Rightware: Finns help car industry to go digital
Established in 2009, Helsinki-based software company Rightware collaborates with more than 15 car manufacturers, including Audi and Nissan. Audi unveiled its new sports model, the TT at CES in early 2014; this car is fitted out with a fully digital instrument cluster based on Rightware software. Right now the company is shipping in six Audi models.
Rightware has offices in Europe, the USA and Asia. Some 25 million cars will be equipped with Rightware technology in the near future.
"We are gradually shifting from premium cars to volume models. We provide manufacturers with a platform they can modify as they like. We also provide consultancy services and technical assistance, such as software updates and help with product implementation. In addition to car manufacturers, automotive suppliers, such as Visteon, Bosch and Continental, use our design tools," says CEO Jonas Geust.

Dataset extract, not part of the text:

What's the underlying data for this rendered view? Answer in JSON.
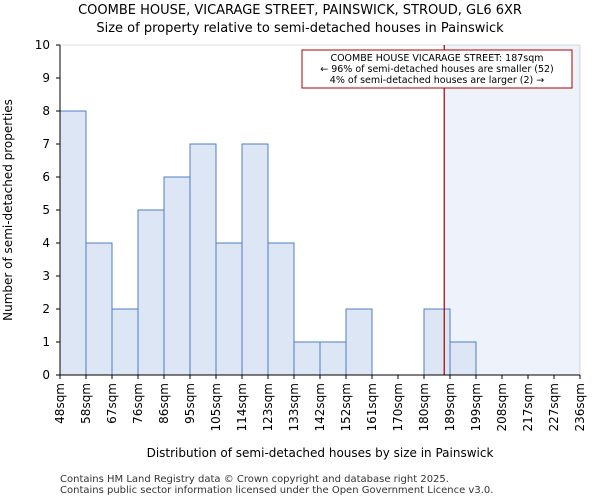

Rightware grew by 100 per cent in 2015 and had a turnover of over EUR 4 million. The company aims to repeat its success in 2016. With a staff of 55, Rightware is keeping its product development firmly rooted in Finland, even though its business is global.
User experience is the key
Car manufacturers are masters of branding and can always be found on the list of the world's most cherished brands. People love their cars and based on their daily use of phones and tablets, feel they should be able to continue the 'digital experience' once they are behind the wheel.
"People no longer just want to see under the hood or inside the boot. You have to be able to wow the consumer with cool graphics, easily accessible playlists and other customised data. We can then bring services – such as navigation to free parking spots or nearby special offers – to the dashboard display. Self-driving cars will be a huge step forward. Hands-free driving will create demand for detailed information on what's happening. Graphical user interfaces are the key to telling drivers what the vehicle is going to do next and providing the option of taking back control."
In 2013, Rightware participated in the Global Access Program by Tekes and UCLA, which provides expert assistance on breaking into the US market. After Europe, the US is now the prime market for the company. Four of the company's staff are located in the USA: two on the west coast focusing on new types of automotive projects and two Finnish technical guys located in the traditional 'Motown' of Detroit.
"Being on site is an absolute must, so that we can present updates within the hour. Six of the world's largest global car makers which, combined, make half of the world's cars, are based in Detroit. You don't get anywhere with customer by being based abroad. The first American cars equipped with Rightware technology will roll off the production lines in 2016," says Geust.
The company is experiencing some indirect competition from on-board computers and direct competition from graphical user interfaces. However, things are going well for Rightware – the company is already close to controlling 50 percent of the automotive digital interface market.
The future of cars
"While some car manufacturers are still considering going digital, others are already wondering about the next step. With displays and projection screens set to proliferate, digital devices will have to interact seamlessly. Traffic jams routinely last for hours in Central Europe and the United States, which means that you need to keep the driver entertained and alert."
Rightware used its Tekes loan for accelerating its software development. Tekes' financing for young innovative companies helped the company make the leap from consumer electronics to cars. It also helped Rightware to mark out its future path. Despite the firm's steadfast focus on cars, its platform can be used almost anywhere – in aircraft, medical equipment and industrial and building automation. Finnish Industry Investment Ltd has also invested in the company.